Consider the following code:
function f(){ return f; }
var g = new f();
g === f;
Here g
is equal to f
because the constructor of f
returns f
itself.
So we know that new f() === f
, now the missing point is what f instanceof f
would yield.
The
instanceof
operator tests whether an object has in its prototype chain the prototype property of a constructor.
We know that f
is a function because it is an instance of the Function object. This means that f instanceof Function === true
which proves directly that f instanceof f
is false.
Question 14
with (function(x, undefined){}) length;
I failed this question so horribly, mainly because I learned in the past to avoid the with
statement, as MDN points out wisely
Use of the with statement is not recommended, as it may be the source of confusing bugs and compatibility issues.
Using with is not recommended, and is forbidden in ECMAScript 5 strict mode.
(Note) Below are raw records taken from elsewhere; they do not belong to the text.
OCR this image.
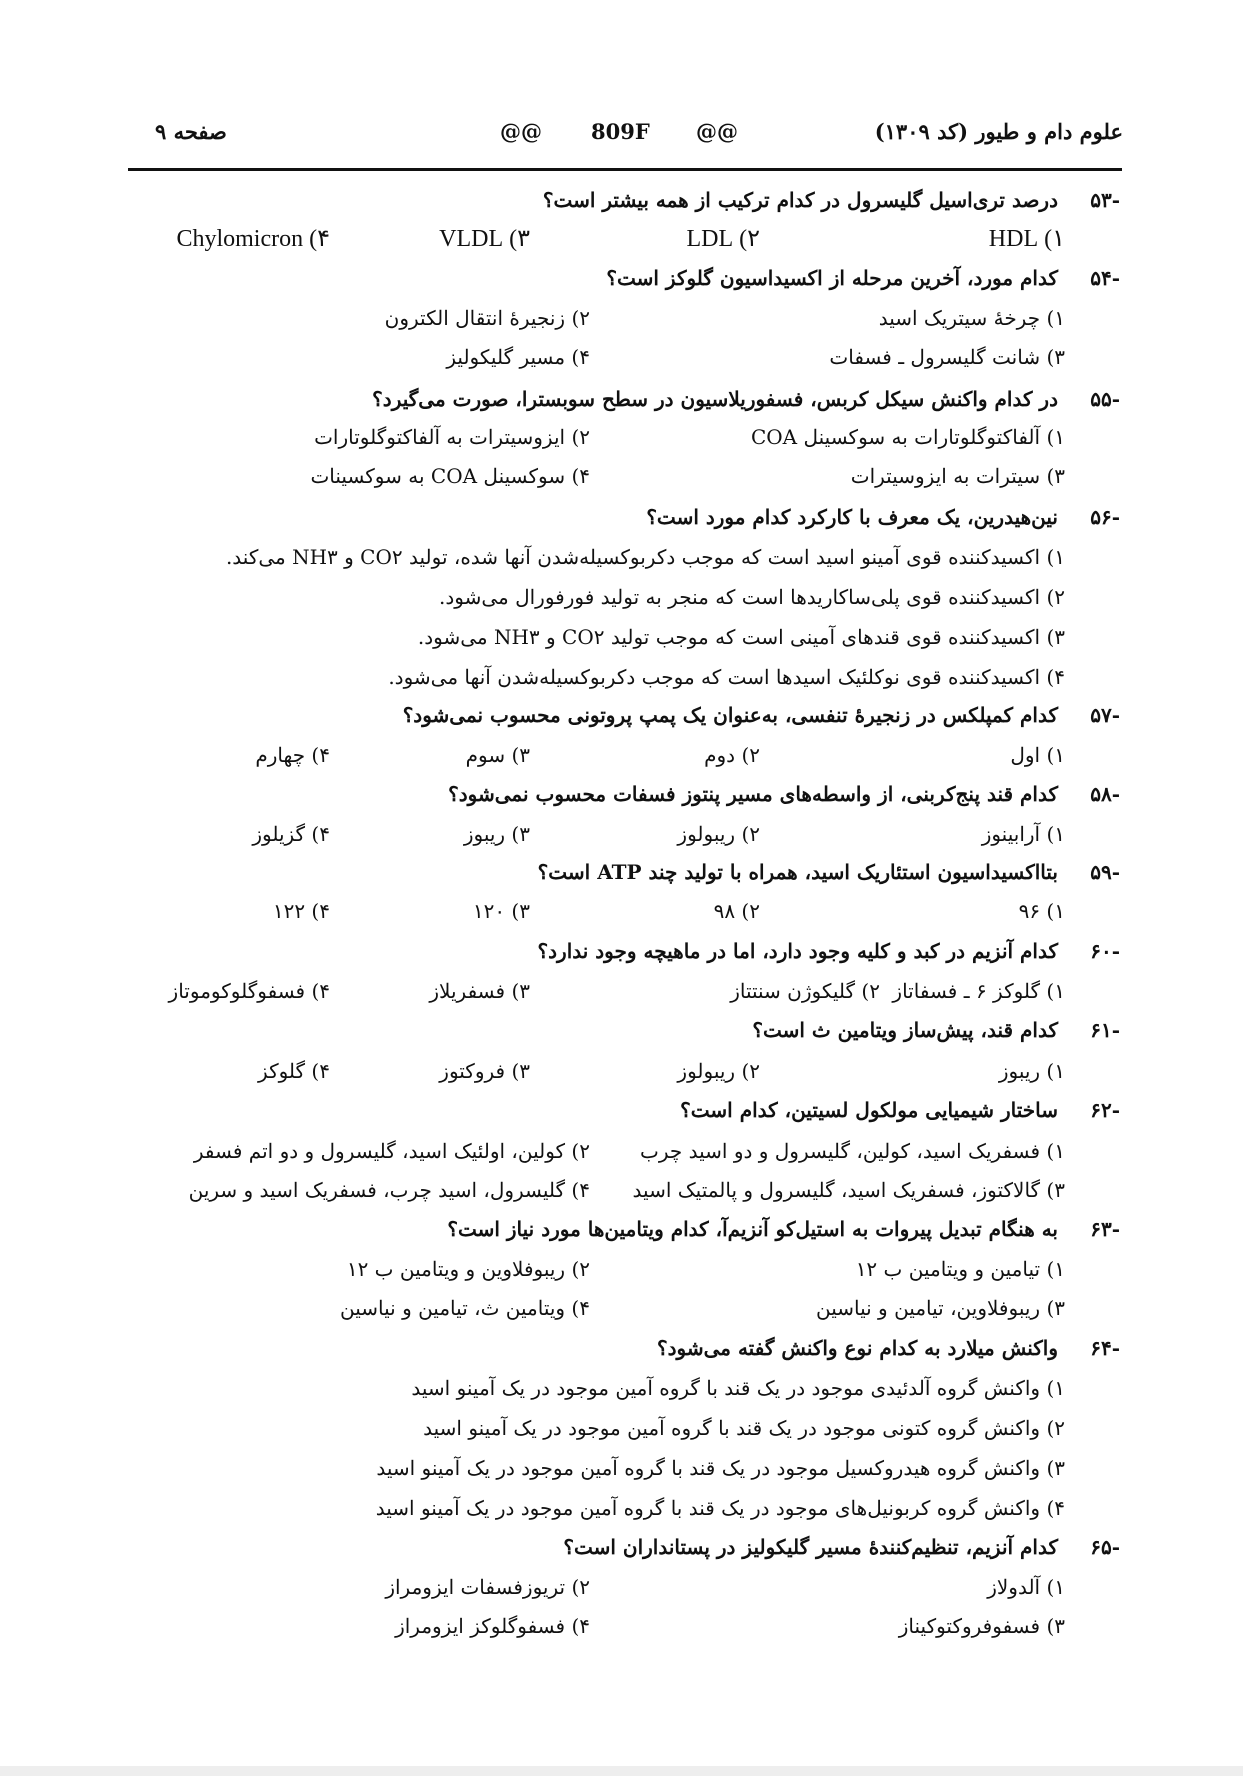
علوم دام و طیور (کد ۱۳۰۹)
@@ 809F @@
صفحه ۹
-۵۳
درصد تری‌اسیل گلیسرول در کدام ترکیب از همه بیشتر است؟
۱) HDL
۲) LDL
۳) VLDL
۴) Chylomicron
-۵۴
کدام مورد، آخرین مرحله از اکسیداسیون گلوکز است؟
۱) چرخهٔ سیتریک اسید
۲) زنجیرهٔ انتقال الکترون
۳) شانت گلیسرول ـ فسفات
۴) مسیر گلیکولیز
-۵۵
در کدام واکنش سیکل کربس، فسفوریلاسیون در سطح سوبسترا، صورت می‌گیرد؟
۱) آلفاکتوگلوتارات به سوکسینل COA
۲) ایزوسیترات به آلفاکتوگلوتارات
۳) سیترات به ایزوسیترات
۴) سوکسینل COA به سوکسینات
-۵۶
نین‌هیدرین، یک معرف با کارکرد کدام مورد است؟
۱) اکسیدکننده قوی آمینو اسید است که موجب دکربوکسیله‌شدن آنها شده، تولید CO۲ و NH۳ می‌کند.
۲) اکسیدکننده قوی پلی‌ساکاریدها است که منجر به تولید فورفورال می‌شود.
۳) اکسیدکننده قوی قندهای آمینی است که موجب تولید CO۲ و NH۳ می‌شود.
۴) اکسیدکننده قوی نوکلئیک اسیدها است که موجب دکربوکسیله‌شدن آنها می‌شود.
-۵۷
کدام کمپلکس در زنجیرهٔ تنفسی، به‌عنوان یک پمپ پروتونی محسوب نمی‌شود؟
۱) اول
۲) دوم
۳) سوم
۴) چهارم
-۵۸
کدام قند پنج‌کربنی، از واسطه‌های مسیر پنتوز فسفات محسوب نمی‌شود؟
۱) آرابینوز
۲) ریبولوز
۳) ریبوز
۴) گزیلوز
-۵۹
بتااکسیداسیون استئاریک اسید، همراه با تولید چند ATP است؟
۱) ۹۶
۲) ۹۸
۳) ۱۲۰
۴) ۱۲۲
-۶۰
کدام آنزیم در کبد و کلیه وجود دارد، اما در ماهیچه وجود ندارد؟
۱) گلوکز ۶ ـ فسفاتاز
۲) گلیکوژن سنتتاز
۳) فسفریلاز
۴) فسفوگلوکوموتاز
-۶۱
کدام قند، پیش‌ساز ویتامین ث است؟
۱) ریبوز
۲) ریبولوز
۳) فروکتوز
۴) گلوکز
-۶۲
ساختار شیمیایی مولکول لسیتین، کدام است؟
۱) فسفریک اسید، کولین، گلیسرول و دو اسید چرب
۲) کولین، اولئیک اسید، گلیسرول و دو اتم فسفر
۳) گالاکتوز، فسفریک اسید، گلیسرول و پالمتیک اسید
۴) گلیسرول، اسید چرب، فسفریک اسید و سرین
-۶۳
به هنگام تبدیل پیروات به استیل‌کو آنزیم‌آ، کدام ویتامین‌ها مورد نیاز است؟
۱) تیامین و ویتامین ب ۱۲
۲) ریبوفلاوین و ویتامین ب ۱۲
۳) ریبوفلاوین، تیامین و نیاسین
۴) ویتامین ث، تیامین و نیاسین
-۶۴
واکنش میلارد به کدام نوع واکنش گفته می‌شود؟
۱) واکنش گروه آلدئیدی موجود در یک قند با گروه آمین موجود در یک آمینو اسید
۲) واکنش گروه کتونی موجود در یک قند با گروه آمین موجود در یک آمینو اسید
۳) واکنش گروه هیدروکسیل موجود در یک قند با گروه آمین موجود در یک آمینو اسید
۴) واکنش گروه کربونیل‌های موجود در یک قند با گروه آمین موجود در یک آمینو اسید
-۶۵
کدام آنزیم، تنظیم‌کنندهٔ مسیر گلیکولیز در پستانداران است؟
۱) آلدولاز
۲) تریوزفسفات ایزومراز
۳) فسفوفروکتوکیناز
۴) فسفوگلوکز ایزومراز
The recommended alternative is to assign the object whose properties you want to access to a temporary variable.
Let’s see what are we dealing with here:
The
with
statement extends the scope chain for a statement.
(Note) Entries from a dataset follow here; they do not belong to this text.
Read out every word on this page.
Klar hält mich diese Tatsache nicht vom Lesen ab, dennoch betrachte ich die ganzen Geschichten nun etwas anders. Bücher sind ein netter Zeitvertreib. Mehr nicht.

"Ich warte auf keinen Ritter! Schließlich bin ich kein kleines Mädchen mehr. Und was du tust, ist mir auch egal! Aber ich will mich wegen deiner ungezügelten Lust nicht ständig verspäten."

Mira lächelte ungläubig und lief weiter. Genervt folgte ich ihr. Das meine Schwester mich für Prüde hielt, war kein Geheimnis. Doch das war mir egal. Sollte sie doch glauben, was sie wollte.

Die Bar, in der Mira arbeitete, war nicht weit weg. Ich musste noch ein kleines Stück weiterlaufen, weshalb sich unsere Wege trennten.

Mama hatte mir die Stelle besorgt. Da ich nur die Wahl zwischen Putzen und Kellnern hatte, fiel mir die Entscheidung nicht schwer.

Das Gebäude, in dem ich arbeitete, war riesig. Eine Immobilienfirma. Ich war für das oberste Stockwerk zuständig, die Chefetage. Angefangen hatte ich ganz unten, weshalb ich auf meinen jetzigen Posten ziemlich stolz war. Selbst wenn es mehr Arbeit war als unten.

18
The following example explains clearly what it does
var a, x, y;
var r = 10;
with (Math) {
a = PI * r * r;
x = r * cos(PI);
y = r * sin(PI / 2);
}
In the statement following the with
keyword, the default object is the Math
object, so PI
, cos
and sin
are properties of the Math
object without explicitly defining it.
Our question could then be translated like this
(function(x, undefined){}).length;
The length
property of a function returns the number of its arguments, so the answer to the question is 2.
Bonus Question (ES2015)
I decided to add a question (popped out on Twitter) written in ECMAScript2015 (or ES6), the new major release of ECMAScript, which I’m currently learning and using for new projects.
let x = (() => {
for (var i = 0; i < 5; i++) {
try {
return i;
} finally {
if (i != 3) continue;
}
}
})();
console.log( x ); // ?
I’m assuming that you’re already familiar with the new syntax and things like let
or the fat arrow function notation don’t scare you, otherwise this guide may be a valid starting point. However note that the behaviour of this function is equivalent in ES5.
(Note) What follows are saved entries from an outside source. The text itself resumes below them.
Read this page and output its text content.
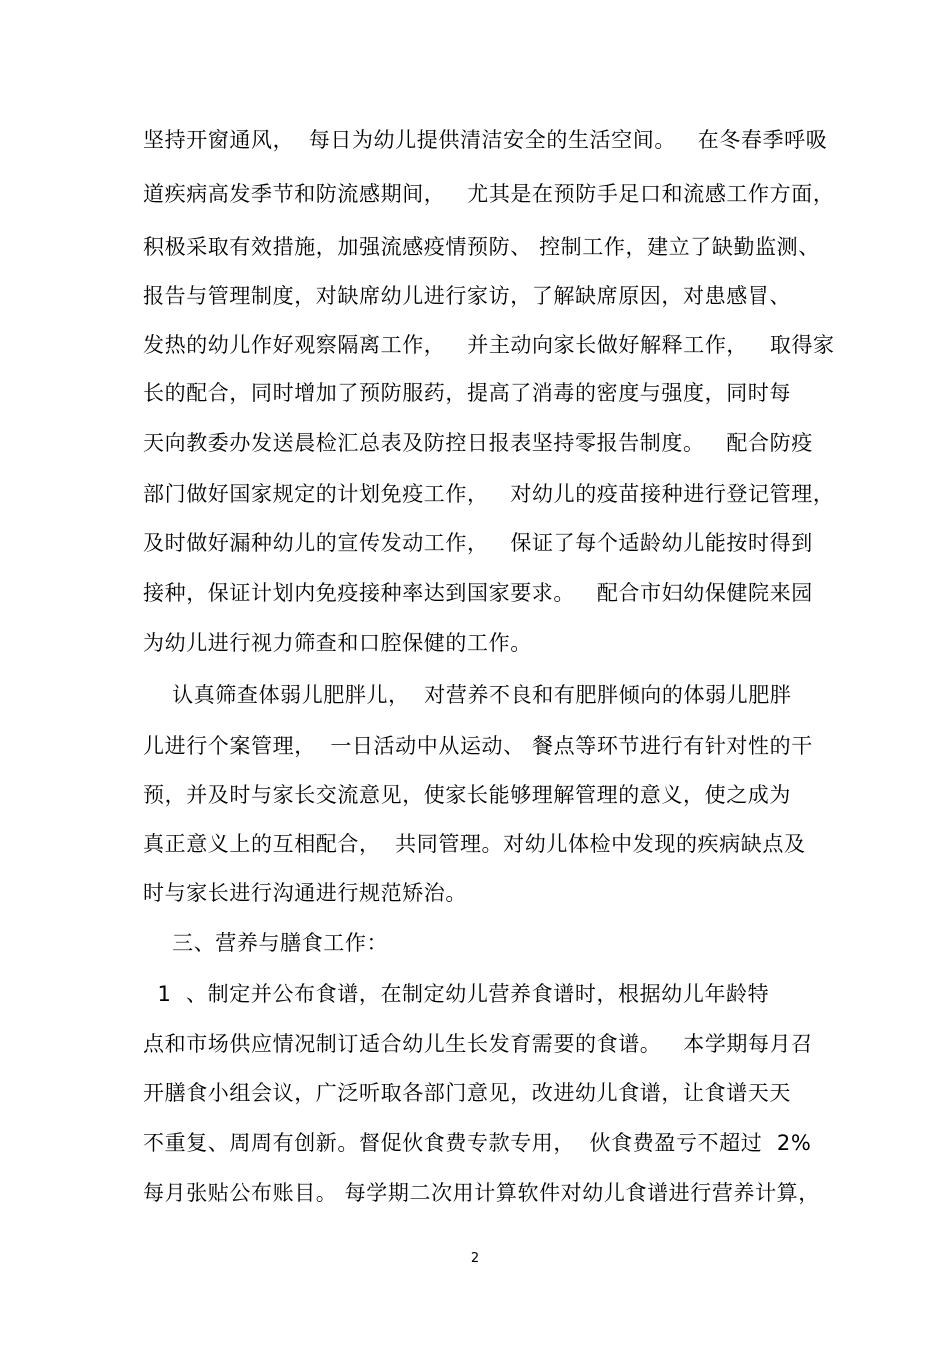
坚持开窗通风，  每日为幼儿提供清洁安全的生活空间。   在冬春季呼吸
道疾病高发季节和防流感期间，   尤其是在预防手足口和流感工作方面，
积极采取有效措施，加强流感疫情预防、 控制工作，建立了缺勤监测、
报告与管理制度，对缺席幼儿进行家访，了解缺席原因，对患感冒、
发热的幼儿作好观察隔离工作，   并主动向家长做好解释工作，   取得家
长的配合，同时增加了预防服药，提高了消毒的密度与强度，同时每
天向教委办发送晨检汇总表及防控日报表坚持零报告制度。   配合防疫
部门做好国家规定的计划免疫工作，   对幼儿的疫苗接种进行登记管理，
及时做好漏种幼儿的宣传发动工作，   保证了每个适龄幼儿能按时得到
接种，保证计划内免疫接种率达到国家要求。   配合市妇幼保健院来园
为幼儿进行视力筛查和口腔保健的工作。
认真筛查体弱儿肥胖儿，  对营养不良和有肥胖倾向的体弱儿肥胖
儿进行个案管理，  一日活动中从运动、 餐点等环节进行有针对性的干
预，并及时与家长交流意见，使家长能够理解管理的意义，使之成为
真正意义上的互相配合，  共同管理。对幼儿体检中发现的疾病缺点及
时与家长进行沟通进行规范矫治。
三、营养与膳食工作：
1  、制定并公布食谱，在制定幼儿营养食谱时，根据幼儿年龄特
点和市场供应情况制订适合幼儿生长发育需要的食谱。   本学期每月召
开膳食小组会议，广泛听取各部门意见，改进幼儿食谱，让食谱天天
不重复、周周有创新。督促伙食费专款专用，  伙食费盈亏不超过  2%
每月张贴公布账目。 每学期二次用计算软件对幼儿食谱进行营养计算，
2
The essential question is the following: is the function returning the first value of i
in the for loop, which would be 0, or returns 3?
The answer is the latter, the finally
block has the precedence on the entire try-catch-finally
production, as MDN points out
If the finally block returns a value, this value becomes the return value of the entire try-catch-finally production, regardless of any return statements in the try and catch blocks. This includes exceptions thrown inside of the catch block.